Les modalités pratiques du remboursement anticipé

En pratique, le remboursement anticipé nécessite d’en faire la demande auprès de la banque, généralement par écrit ou via l’espace client.

L’établissement prêteur fournit alors un décompte précisant le capital restant dû, les intérêts courus et, le cas échéant, le montant de l’indemnité. Un délai de traitement de quelques jours à quelques semaines est généralement nécessaire.

L’emprunteur doit ensuite confirmer son intention et respecter les modalités prévues au contrat, notamment en matière de préavis ou de montant minimum.

Faut-il rembourser son prêt par anticipation ?

Le remboursement anticipé peut permettre de réduire le coût total du crédit en diminuant les intérêts restant à payer. Toutefois, son intérêt dépend du montant des indemnités et du taux du prêt.

Il est généralement plus avantageux en début de crédit, lorsque la part des intérêts est la plus élevée.
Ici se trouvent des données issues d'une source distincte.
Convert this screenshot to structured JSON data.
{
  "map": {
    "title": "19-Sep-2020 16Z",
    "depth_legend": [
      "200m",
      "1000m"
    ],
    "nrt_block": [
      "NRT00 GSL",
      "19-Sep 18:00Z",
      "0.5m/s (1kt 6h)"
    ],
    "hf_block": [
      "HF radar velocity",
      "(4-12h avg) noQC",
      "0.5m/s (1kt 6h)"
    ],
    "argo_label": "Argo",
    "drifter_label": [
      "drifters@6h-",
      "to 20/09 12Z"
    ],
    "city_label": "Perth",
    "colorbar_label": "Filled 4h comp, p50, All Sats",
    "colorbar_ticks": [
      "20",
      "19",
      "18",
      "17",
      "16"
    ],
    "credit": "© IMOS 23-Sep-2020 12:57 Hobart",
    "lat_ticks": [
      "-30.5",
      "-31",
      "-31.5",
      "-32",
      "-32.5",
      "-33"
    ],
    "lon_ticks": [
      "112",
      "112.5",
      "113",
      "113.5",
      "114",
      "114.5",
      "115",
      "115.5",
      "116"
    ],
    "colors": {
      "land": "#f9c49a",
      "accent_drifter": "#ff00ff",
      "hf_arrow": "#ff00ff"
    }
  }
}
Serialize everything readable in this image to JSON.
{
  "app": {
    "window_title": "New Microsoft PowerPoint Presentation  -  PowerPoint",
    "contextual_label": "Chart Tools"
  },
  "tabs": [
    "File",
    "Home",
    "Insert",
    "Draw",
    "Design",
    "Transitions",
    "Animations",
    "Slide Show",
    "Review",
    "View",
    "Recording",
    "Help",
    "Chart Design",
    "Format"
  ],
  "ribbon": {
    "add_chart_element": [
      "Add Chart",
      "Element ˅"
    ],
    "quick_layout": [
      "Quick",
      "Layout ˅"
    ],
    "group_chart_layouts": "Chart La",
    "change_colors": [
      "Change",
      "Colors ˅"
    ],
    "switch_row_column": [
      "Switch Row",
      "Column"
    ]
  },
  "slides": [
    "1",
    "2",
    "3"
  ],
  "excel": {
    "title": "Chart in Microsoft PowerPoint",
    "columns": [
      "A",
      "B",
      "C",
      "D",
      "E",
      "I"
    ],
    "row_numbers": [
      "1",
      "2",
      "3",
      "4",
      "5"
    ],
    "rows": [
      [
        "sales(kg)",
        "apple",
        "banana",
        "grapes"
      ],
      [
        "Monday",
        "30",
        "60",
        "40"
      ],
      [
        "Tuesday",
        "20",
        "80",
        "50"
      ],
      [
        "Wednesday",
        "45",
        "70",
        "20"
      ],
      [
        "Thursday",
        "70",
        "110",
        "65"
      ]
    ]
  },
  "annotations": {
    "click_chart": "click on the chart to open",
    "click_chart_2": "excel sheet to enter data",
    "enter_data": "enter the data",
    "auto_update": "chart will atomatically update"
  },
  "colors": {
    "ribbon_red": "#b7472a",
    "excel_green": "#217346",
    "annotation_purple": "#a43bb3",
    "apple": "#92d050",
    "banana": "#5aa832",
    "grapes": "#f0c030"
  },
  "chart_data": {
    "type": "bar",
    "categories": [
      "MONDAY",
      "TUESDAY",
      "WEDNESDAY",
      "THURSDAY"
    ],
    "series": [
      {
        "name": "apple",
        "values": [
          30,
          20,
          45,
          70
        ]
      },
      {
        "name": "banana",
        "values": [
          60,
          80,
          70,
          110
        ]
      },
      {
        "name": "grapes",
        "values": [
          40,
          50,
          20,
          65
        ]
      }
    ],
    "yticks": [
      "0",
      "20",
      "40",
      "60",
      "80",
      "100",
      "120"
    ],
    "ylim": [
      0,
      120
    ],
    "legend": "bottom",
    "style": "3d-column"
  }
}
À l’inverse, en fin de prêt ou en présence de pénalités importantes, l’opération peut être moins pertinente.

Le remboursement anticipé n’est pas toujours la solution la plus avantageuse. Lorsque le taux d’intérêt du crédit est faible, il peut être financièrement plus pertinent de conserver son épargne et de l’investir sur des supports offrant un rendement supérieur.

Une comparaison entre le coût du crédit et le rendement potentiel d’un placement est donc essentielle avant de prendre une décision.